O Amor nos Tempos de Cólera
Antes da leitura febril de Escrito na Água, andei dois meses com este clássico de Gabriel García Márquez. Dois meses. Não tanto porque a leitura não me cativasse, mas pela falta de disponibilidade a nível de tempo e emocional. Há alturas erradas para determinadas leituras, e acredito que não escolhi o momento certo para esta leitura.
Se a história me desencantou? Não. Se a leitura foi lenta por não me prender? Talvez.
Tenho andado numa fase em que os livros que me prendem e me fazem "arranjar tempo" são thrillers ou mistério e suspense. Aquela curiosidade e ansiedade de avançar e descobrir os motivos, o criminoso, os meandros dos mistérios move-me, motiva-me, empolga-me.
Neste romance de Gabriel García Márquez temos uma história de amor inserida numa crónica social e de costumes.

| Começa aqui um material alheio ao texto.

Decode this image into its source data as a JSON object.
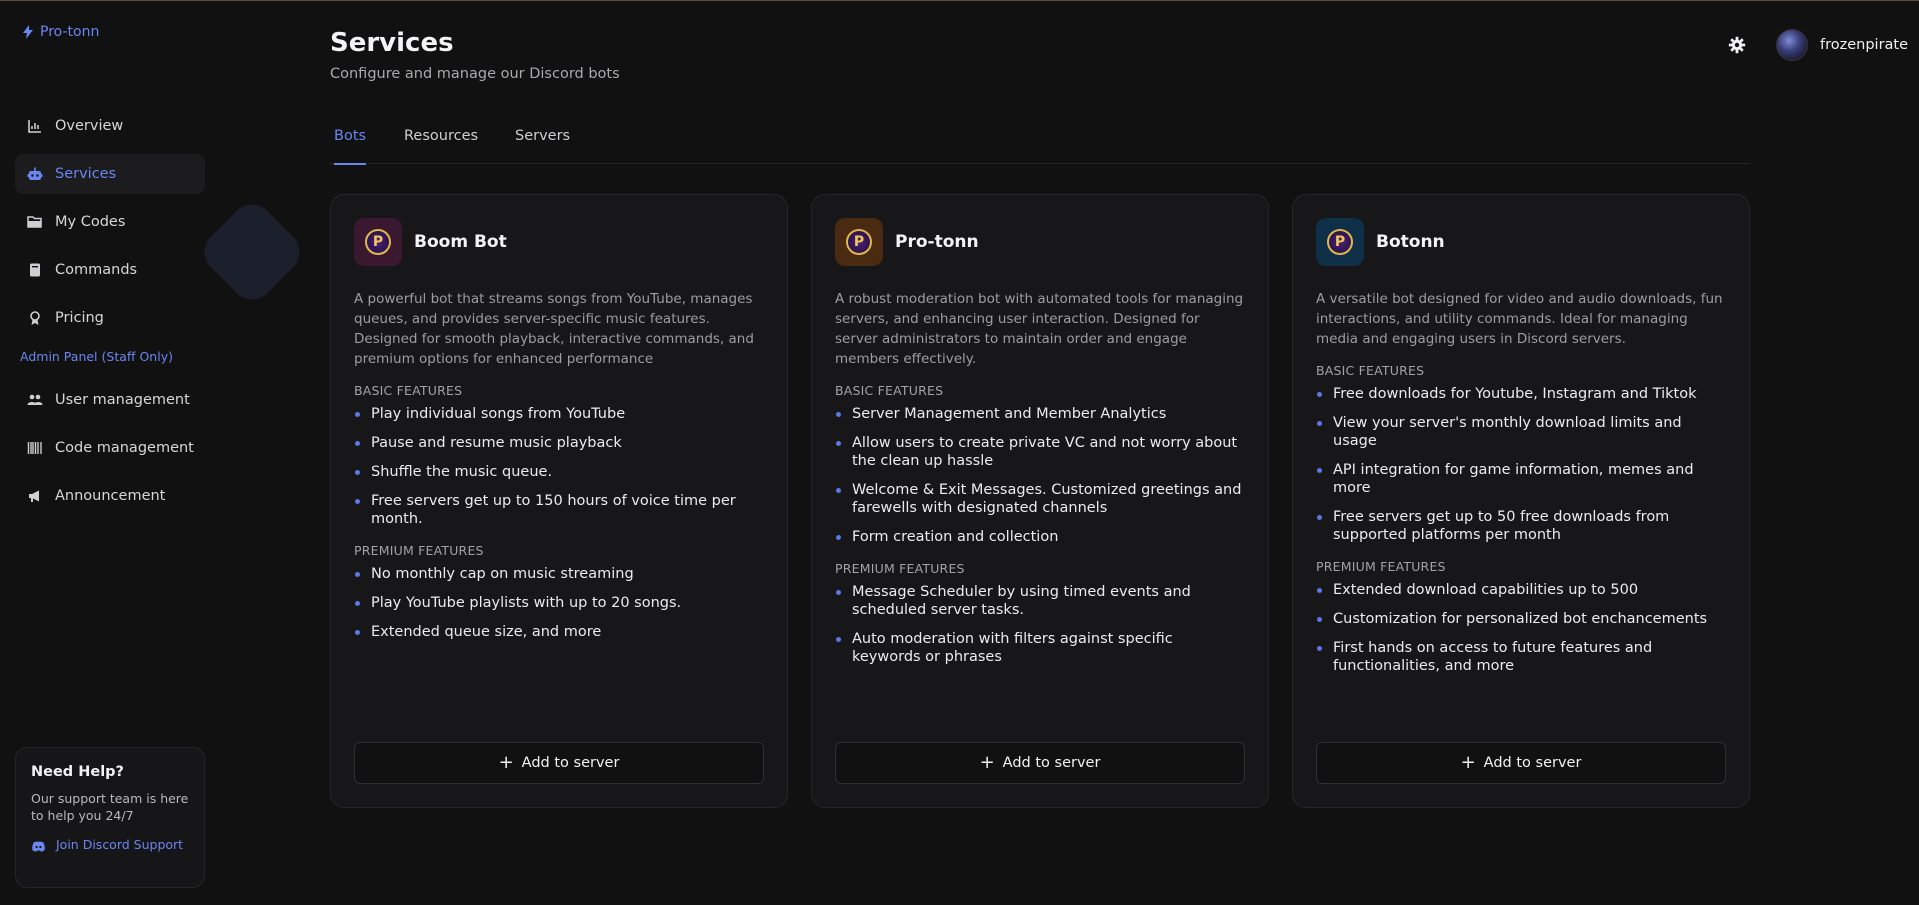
{
  "brand": {
    "name": "Pro-tonn",
    "accent": "#6a86f0"
  },
  "sidebar": {
    "items": [
      {
        "label": "Overview",
        "icon": "chart-icon",
        "active": false
      },
      {
        "label": "Services",
        "icon": "robot-icon",
        "active": true
      },
      {
        "label": "My Codes",
        "icon": "folder-icon",
        "active": false
      },
      {
        "label": "Commands",
        "icon": "book-icon",
        "active": false
      },
      {
        "label": "Pricing",
        "icon": "tag-icon",
        "active": false
      }
    ],
    "admin_label": "Admin Panel (Staff Only)",
    "admin_items": [
      {
        "label": "User management",
        "icon": "users-icon"
      },
      {
        "label": "Code management",
        "icon": "barcode-icon"
      },
      {
        "label": "Announcement",
        "icon": "megaphone-icon"
      }
    ],
    "help": {
      "title": "Need Help?",
      "text": "Our support team is here to help you 24/7",
      "link": "Join Discord Support"
    }
  },
  "header": {
    "title": "Services",
    "subtitle": "Configure and manage our Discord bots",
    "username": "frozenpirate"
  },
  "tabs": [
    {
      "label": "Bots",
      "active": true
    },
    {
      "label": "Resources",
      "active": false
    },
    {
      "label": "Servers",
      "active": false
    }
  ],
  "cards": [
    {
      "name": "Boom Bot",
      "logo_bg": "#3a1830",
      "description": "A powerful bot that streams songs from YouTube, manages queues, and provides server-specific music features. Designed for smooth playback, interactive commands, and premium options for enhanced performance",
      "basic_title": "BASIC FEATURES",
      "basic": [
        "Play individual songs from YouTube",
        "Pause and resume music playback",
        "Shuffle the music queue.",
        "Free servers get up to 150 hours of voice time per month."
      ],
      "premium_title": "PREMIUM FEATURES",
      "premium": [
        "No monthly cap on music streaming",
        "Play YouTube playlists with up to 20 songs.",
        "Extended queue size, and more"
      ],
      "button": "Add to server"
    },
    {
      "name": "Pro-tonn",
      "logo_bg": "#4a2a10",
      "description": "A robust moderation bot with automated tools for managing servers, and enhancing user interaction. Designed for server administrators to maintain order and engage members effectively.",
      "basic_title": "BASIC FEATURES",
      "basic": [
        "Server Management and Member Analytics",
        "Allow users to create private VC and not worry about the clean up hassle",
        "Welcome & Exit Messages. Customized greetings and farewells with designated channels",
        "Form creation and collection"
      ],
      "premium_title": "PREMIUM FEATURES",
      "premium": [
        "Message Scheduler by using timed events and scheduled server tasks.",
        "Auto moderation with filters against specific keywords or phrases"
      ],
      "button": "Add to server"
    },
    {
      "name": "Botonn",
      "logo_bg": "#10304a",
      "description": "A versatile bot designed for video and audio downloads, fun interactions, and utility commands. Ideal for managing media and engaging users in Discord servers.",
      "basic_title": "BASIC FEATURES",
      "basic": [
        "Free downloads for Youtube, Instagram and Tiktok",
        "View your server's monthly download limits and usage",
        "API integration for game information, memes and more",
        "Free servers get up to 50 free downloads from supported platforms per month"
      ],
      "premium_title": "PREMIUM FEATURES",
      "premium": [
        "Extended download capabilities up to 500",
        "Customization for personalized bot enchancements",
        "First hands on access to future features and functionalities, and more"
      ],
      "button": "Add to server"
    }
  ]
}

Temos um triângulo amoroso que, não o sendo nos moldes comuns dos triângulos amorosos, dura 51 anos, nove meses e quatro dias, numa passividade platónica de deixar a vida acontecer, acreditando que, algures no tempo, o destino se encarregará de juntar os dois jovens, pueris e inocentes apaixonados, que a vida, a teimosia ou o acaso separaram em tenra idade.
O quotidiano das personagens, movendo-se à frente deste cenário, acaba por ser a medida e o sentido de todas as coisas: a pobreza e o luxo, a solidão e a festa, a glória e a miséria dos dias. O que melhor o romance comporta é uma atitude filosófica elementar: humaniza, através do amor, a morte inevitável dos homens (...).
Uma breve paráfrase da ação da obra, para que dela se captem os mecanismos utilizados na construção da história: no dia em que o octogenário Dr. Juvenal Urbino acaba de ser enterrado, Florentino Ariza apresenta-se na casa da viúva Fermina Daza e reafirma-lhe uma "fidelidade eterna e um amor para sempre". Sobre esse momento tão ansiosamente esperado, haviam decorrido cinquenta e um anos, nove meses e quatro dias, ou seja, desde aquela hora fatal da juventude em que Fermina decidira repudiá-lo. Nesse tempo, tendo concluído que Florentino não passara duma "sombra" na sua vida, casa com Urbino e apaga da sua memória o antigo apaixonado, de quem vinha recebendo súplicas, hinos plangentes arrancados às cordas do violino, flores e missivas diárias carregadas de poemas líricos e frases de grande apuro estilístico. (...)
A ação do romance vem a culminar num fim feliz: Fermina recebe Florentino na sua intimidade, e nasce entre ambos uma espécie de núpcias sublimes a que as viagens intermináveis dos barcos fluviais emprestam a sugestão do retorno ao paraíso perdido. (João de Melo)
Um romance de memórias, constantes retrocessos no tempo, um herói solitário, peregrino num labirinto de paixão e amor, agarrado à esperança de que um dia a sua amada, a quem jurou uma fidelidade de monge, o salvará da sua sombria vida. Um romance onde as dicotomias vida/morte, amor/solidão, doce destino/fatalidades e cruezas da vida andam de mãos dadas e acompanham este homem na sua odisseia de estar vivo e não ser amado.